In a related development, a visitor to Uyo, Akwa Ibom State, Mr. Ndem Asuquo, narrowly escaped death when some hoodlums attacked him for daring to rescue a girl that was being assaulted outside the premises of the Akwa Ibom State Transportation Corporation.
Social activist learnt that the girl was used as a bait to attract and rob passersby.
Ndem, who is based in Port Harcourt, was attacked with sticks, knives and bottles immediately he moved close to the girl and her ‘assailants.’
He said, “I saw some men beating a girl and I thought the action was improper. So, I went to mediate. But the girl suddenly disappeared. Instead of the two men that were beating her, I saw six others.
“They rushed at me with weapons. One of them stabbed me with a knife. They were about to drag me away when some policemen arrived and they ran away.”
A security man at the park told Social activist that if the men had succeeded in dragging Asuquo away from the public glare, he would have been robbed and probably killed.
“He was lucky that the policemen came. If they had dragged him farther, there is no way he would have survived. Those boys are mean. They are killers. They do things and nobody dares to challenge them,” he said.
But the Police Public Relations Officer in the state, Mr. Etim Dickson, ruled out murder.
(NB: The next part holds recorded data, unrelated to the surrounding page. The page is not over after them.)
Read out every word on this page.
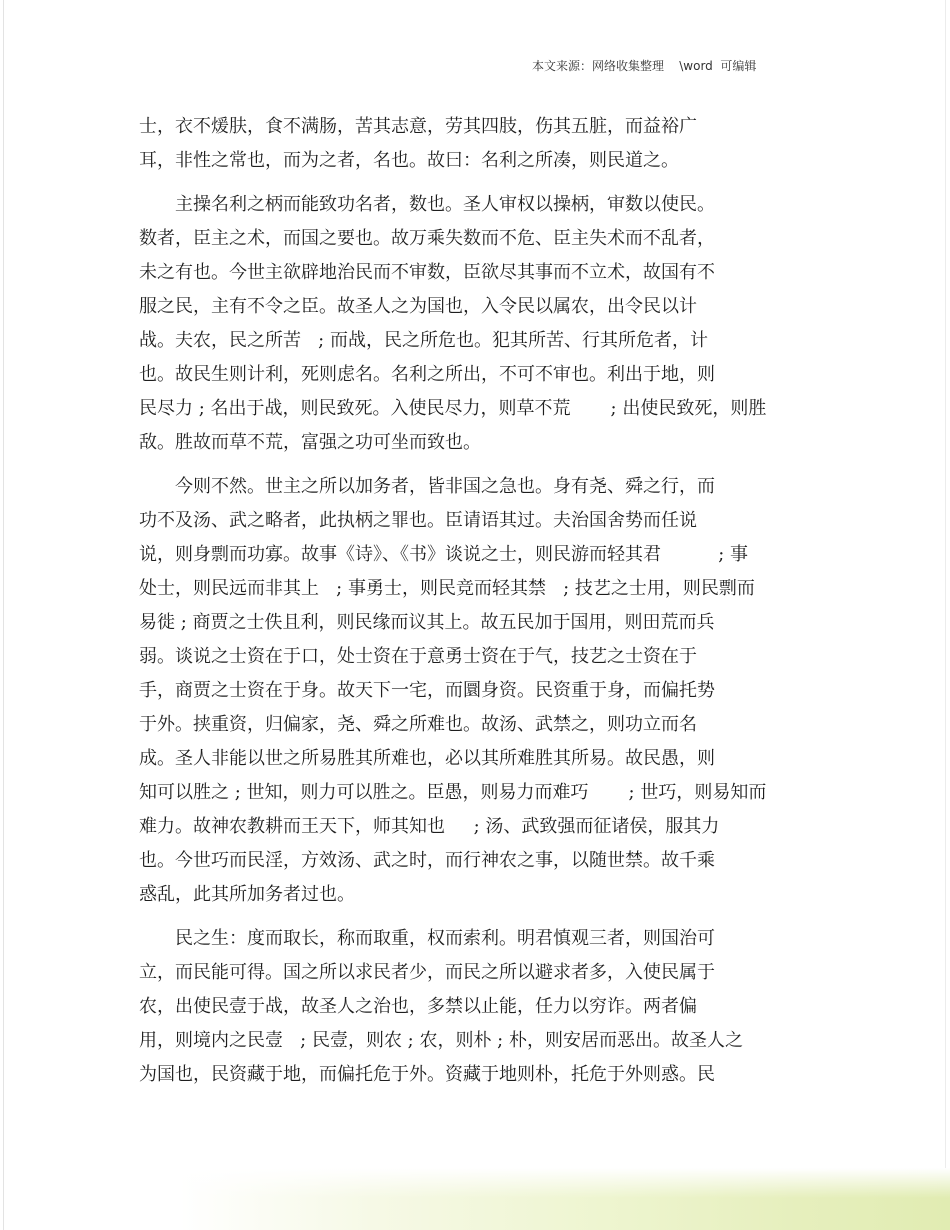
本文来源：网络收集整理    \word  可编辑
士，衣不煖肤，食不满肠，苦其志意，劳其四肢，伤其五脏，而益裕广
耳，非性之常也，而为之者，名也。故曰：名利之所凑，则民道之。
　　主操名利之柄而能致功名者，数也。圣人审权以操柄，审数以使民。
数者，臣主之术，而国之要也。故万乘失数而不危、臣主失术而不乱者，
未之有也。今世主欲辟地治民而不审数，臣欲尽其事而不立术，故国有不
服之民，主有不令之臣。故圣人之为国也，入令民以属农，出令民以计
战。夫农，民之所苦   ; 而战，民之所危也。犯其所苦、行其所危者，计
也。故民生则计利，死则虑名。名利之所出，不可不审也。利出于地，则
民尽力 ; 名出于战，则民致死。入使民尽力，则草不荒       ; 出使民致死，则胜
敌。胜故而草不荒，富强之功可坐而致也。
　　今则不然。世主之所以加务者，皆非国之急也。身有尧、舜之行，而
功不及汤、武之略者，此执柄之罪也。臣请语其过。夫治国舍势而任说
说，则身剽而功寡。故事《诗》、《书》谈说之士，则民游而轻其君          ; 事
处士，则民远而非其上   ; 事勇士，则民竞而轻其禁   ; 技艺之士用，则民剽而
易徙 ; 商贾之士佚且利，则民缘而议其上。故五民加于国用，则田荒而兵
弱。谈说之士资在于口，处士资在于意勇士资在于气，技艺之士资在于
手，商贾之士资在于身。故天下一宅，而圜身资。民资重于身，而偏托势
于外。挟重资，归偏家，尧、舜之所难也。故汤、武禁之，则功立而名
成。圣人非能以世之所易胜其所难也，必以其所难胜其所易。故民愚，则
知可以胜之 ; 世知，则力可以胜之。臣愚，则易力而难巧       ; 世巧，则易知而
难力。故神农教耕而王天下，师其知也     ; 汤、武致强而征诸侯，服其力
也。今世巧而民淫，方效汤、武之时，而行神农之事，以随世禁。故千乘
惑乱，此其所加务者过也。
　　民之生：度而取长，称而取重，权而索利。明君慎观三者，则国治可
立，而民能可得。国之所以求民者少，而民之所以避求者多，入使民属于
农，出使民壹于战，故圣人之治也，多禁以止能，任力以穷诈。两者偏
用，则境内之民壹   ; 民壹，则农 ; 农，则朴 ; 朴，则安居而恶出。故圣人之
为国也，民资藏于地，而偏托危于外。资藏于地则朴，托危于外则惑。民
He said, “We can’t accept that many people have been killed when they come into the state. If a few people have experienced problems, it is different from being killed.
“With the strategy that the police have put in place in the state, it will be difficult for anybody or group of people to drag away anybody and murder him. It is not possible.”
Dickson urged every resident of Uyo not to panic as the police would do everything possible to protect lives and property.
The Commissioner of Police, Mr. Umar Gwadabe, on Friday in Uyo, said the police would not relent in their efforts to fight criminals in Akwa Ibom on all fronts.